Nei complessi equilibri regionali la flora ha un ruolo, anzi ne ha tanti: strumento di propaganda sionista agli inizi del Novecento (il deserto da far fiorire), ancòra a cui aggrapparsi per mantenere un legame con la propria terra (le arance di Giaffa nell’immaginario dei rifugiati palestinesi e l’appropriazione successiva dello Stato di Israele, a dire «noi possediamo questa terra»), bacino di sfruttamento del colonialismo europeo (i gelsi libanesi e la catastrofe annunciata), alleato inconsapevole della rimozione (i pini importati dall’Europa dal Jewish National Fund per assecondare il gusto del nuovo arrivato e occultare il peccato originale, la distruzione dei villaggi palestinesi).

Nel caso palestinese è la memoria di una presenza, lo è la flora in sé ma lo è anche il modo in cui si è intrecciata alle vite delle persone, fin dall’antichità assecondata perché fornisse l’opulenza dei suoi frutti. La rete idrica di Battir, meritevole del riconoscimento dell’Unesco, sta là a testimoniare l’equilibrio con la terra, come i giardini in miniatura che spuntano sui terrazzi nelle viscere dei campi profughi stanno a testimoniare il sollievo antico di uno spazio verde, ampio e senza confini.

CARIDI, profonda conoscitrice della regione, dove ha vissuto per anni, ci regala una piccola perla, inusuale e inattesa, un viaggio storico e politico dalle tinte fosche ma che non tace la dolcezza: la bellezza che emerge dalle pagine, il colore e il sapore del nonumano che è sempre lì, presente. Testimone silenzioso o quieto alleato, quando segnala la vita che fu. Come i fichi d’india: vecchie linee di confine, continuano a crescere nei villaggi palestinesi svuotati con la Nakba e guidano alla scoperta dei resti di case e piazze. O come i sicomori alla cui ombra dolce tante storie sono state narrate e trasmesse; o lo za’atar, il timo della tradizione culinaria, la cui raccolta è una sfida ai divieti posti dalle autorità israeliane, perché a volte basta un sapore o un odore per sentirsi a casa propria.

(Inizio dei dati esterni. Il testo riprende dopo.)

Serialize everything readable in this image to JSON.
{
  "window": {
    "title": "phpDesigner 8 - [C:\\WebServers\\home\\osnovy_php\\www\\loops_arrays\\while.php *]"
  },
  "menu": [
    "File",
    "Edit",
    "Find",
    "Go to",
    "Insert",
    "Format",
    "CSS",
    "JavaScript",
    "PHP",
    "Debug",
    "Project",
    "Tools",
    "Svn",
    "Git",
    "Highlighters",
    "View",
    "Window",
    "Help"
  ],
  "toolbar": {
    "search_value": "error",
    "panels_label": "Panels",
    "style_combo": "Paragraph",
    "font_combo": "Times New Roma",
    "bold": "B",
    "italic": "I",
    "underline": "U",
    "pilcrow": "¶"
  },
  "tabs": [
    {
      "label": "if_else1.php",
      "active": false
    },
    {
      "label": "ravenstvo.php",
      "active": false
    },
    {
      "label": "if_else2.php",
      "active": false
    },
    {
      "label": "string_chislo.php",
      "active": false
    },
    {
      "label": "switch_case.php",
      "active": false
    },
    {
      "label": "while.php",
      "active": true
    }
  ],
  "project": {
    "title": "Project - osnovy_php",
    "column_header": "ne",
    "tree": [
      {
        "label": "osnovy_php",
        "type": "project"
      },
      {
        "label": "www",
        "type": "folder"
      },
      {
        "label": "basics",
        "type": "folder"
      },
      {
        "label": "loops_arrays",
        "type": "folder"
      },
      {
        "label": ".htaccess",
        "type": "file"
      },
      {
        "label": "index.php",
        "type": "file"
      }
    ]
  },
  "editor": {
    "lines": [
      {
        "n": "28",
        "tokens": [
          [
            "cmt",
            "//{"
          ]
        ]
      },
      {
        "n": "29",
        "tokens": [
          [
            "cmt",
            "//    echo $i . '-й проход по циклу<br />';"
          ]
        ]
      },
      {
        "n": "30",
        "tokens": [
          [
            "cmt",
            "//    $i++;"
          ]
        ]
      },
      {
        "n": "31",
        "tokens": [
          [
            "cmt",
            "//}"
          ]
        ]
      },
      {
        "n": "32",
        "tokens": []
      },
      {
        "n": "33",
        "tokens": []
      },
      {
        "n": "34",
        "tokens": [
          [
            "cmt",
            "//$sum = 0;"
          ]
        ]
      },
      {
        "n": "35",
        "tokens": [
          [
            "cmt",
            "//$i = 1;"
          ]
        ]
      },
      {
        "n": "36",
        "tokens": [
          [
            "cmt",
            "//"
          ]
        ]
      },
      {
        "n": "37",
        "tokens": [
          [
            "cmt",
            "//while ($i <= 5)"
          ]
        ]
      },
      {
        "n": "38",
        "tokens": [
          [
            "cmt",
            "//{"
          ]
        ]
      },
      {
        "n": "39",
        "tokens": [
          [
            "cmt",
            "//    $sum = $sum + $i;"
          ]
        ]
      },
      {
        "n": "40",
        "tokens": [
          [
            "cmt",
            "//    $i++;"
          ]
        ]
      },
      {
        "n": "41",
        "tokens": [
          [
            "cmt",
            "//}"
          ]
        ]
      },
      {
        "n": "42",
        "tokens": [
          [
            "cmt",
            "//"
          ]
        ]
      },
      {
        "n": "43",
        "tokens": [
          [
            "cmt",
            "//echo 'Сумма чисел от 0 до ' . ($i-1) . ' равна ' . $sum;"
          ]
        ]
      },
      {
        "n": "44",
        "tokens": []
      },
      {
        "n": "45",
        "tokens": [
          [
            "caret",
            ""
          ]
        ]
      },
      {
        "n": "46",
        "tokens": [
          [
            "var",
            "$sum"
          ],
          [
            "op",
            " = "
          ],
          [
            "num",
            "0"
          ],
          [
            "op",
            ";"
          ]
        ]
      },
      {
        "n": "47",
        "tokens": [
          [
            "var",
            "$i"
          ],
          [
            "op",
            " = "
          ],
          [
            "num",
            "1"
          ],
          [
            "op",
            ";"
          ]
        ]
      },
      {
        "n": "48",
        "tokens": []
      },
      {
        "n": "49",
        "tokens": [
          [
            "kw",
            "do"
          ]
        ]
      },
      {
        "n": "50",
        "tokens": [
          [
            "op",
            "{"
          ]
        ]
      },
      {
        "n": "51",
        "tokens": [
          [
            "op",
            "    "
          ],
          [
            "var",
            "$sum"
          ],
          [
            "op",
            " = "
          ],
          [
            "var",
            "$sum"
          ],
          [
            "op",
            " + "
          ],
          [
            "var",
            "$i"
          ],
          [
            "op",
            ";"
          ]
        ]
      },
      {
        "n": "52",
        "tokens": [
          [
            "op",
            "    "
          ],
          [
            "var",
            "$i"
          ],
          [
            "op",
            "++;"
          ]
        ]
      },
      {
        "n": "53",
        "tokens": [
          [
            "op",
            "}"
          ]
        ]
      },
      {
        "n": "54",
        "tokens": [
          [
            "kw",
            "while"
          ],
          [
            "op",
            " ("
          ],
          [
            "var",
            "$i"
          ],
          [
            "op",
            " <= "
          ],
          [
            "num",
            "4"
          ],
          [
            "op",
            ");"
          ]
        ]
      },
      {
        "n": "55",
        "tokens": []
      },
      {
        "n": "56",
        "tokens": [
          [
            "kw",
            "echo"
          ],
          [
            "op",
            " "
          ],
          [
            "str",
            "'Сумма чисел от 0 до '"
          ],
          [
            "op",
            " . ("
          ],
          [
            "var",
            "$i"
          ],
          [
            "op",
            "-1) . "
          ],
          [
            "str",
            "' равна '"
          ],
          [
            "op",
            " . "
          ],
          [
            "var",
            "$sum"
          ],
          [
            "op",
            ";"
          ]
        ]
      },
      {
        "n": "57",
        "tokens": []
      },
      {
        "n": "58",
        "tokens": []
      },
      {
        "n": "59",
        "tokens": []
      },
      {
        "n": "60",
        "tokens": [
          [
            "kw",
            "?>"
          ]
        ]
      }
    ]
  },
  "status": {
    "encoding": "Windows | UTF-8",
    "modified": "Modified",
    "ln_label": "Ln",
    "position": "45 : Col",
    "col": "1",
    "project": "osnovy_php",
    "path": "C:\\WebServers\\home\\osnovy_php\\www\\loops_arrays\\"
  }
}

Il libro di Paola Caridi è un atto politico in un periodo di buio della ragione, una sfida al colonialismo che fu e che è, che come Israele modifica i luoghi per piegarli alla propria immagine o che come quello europeo dei secoli scorsi impone monocolture feroci o si impossessa della terra battezzando a proprio gusto i nonumani. Come se un nome non ce l’avessero già. Sono parte della famiglia.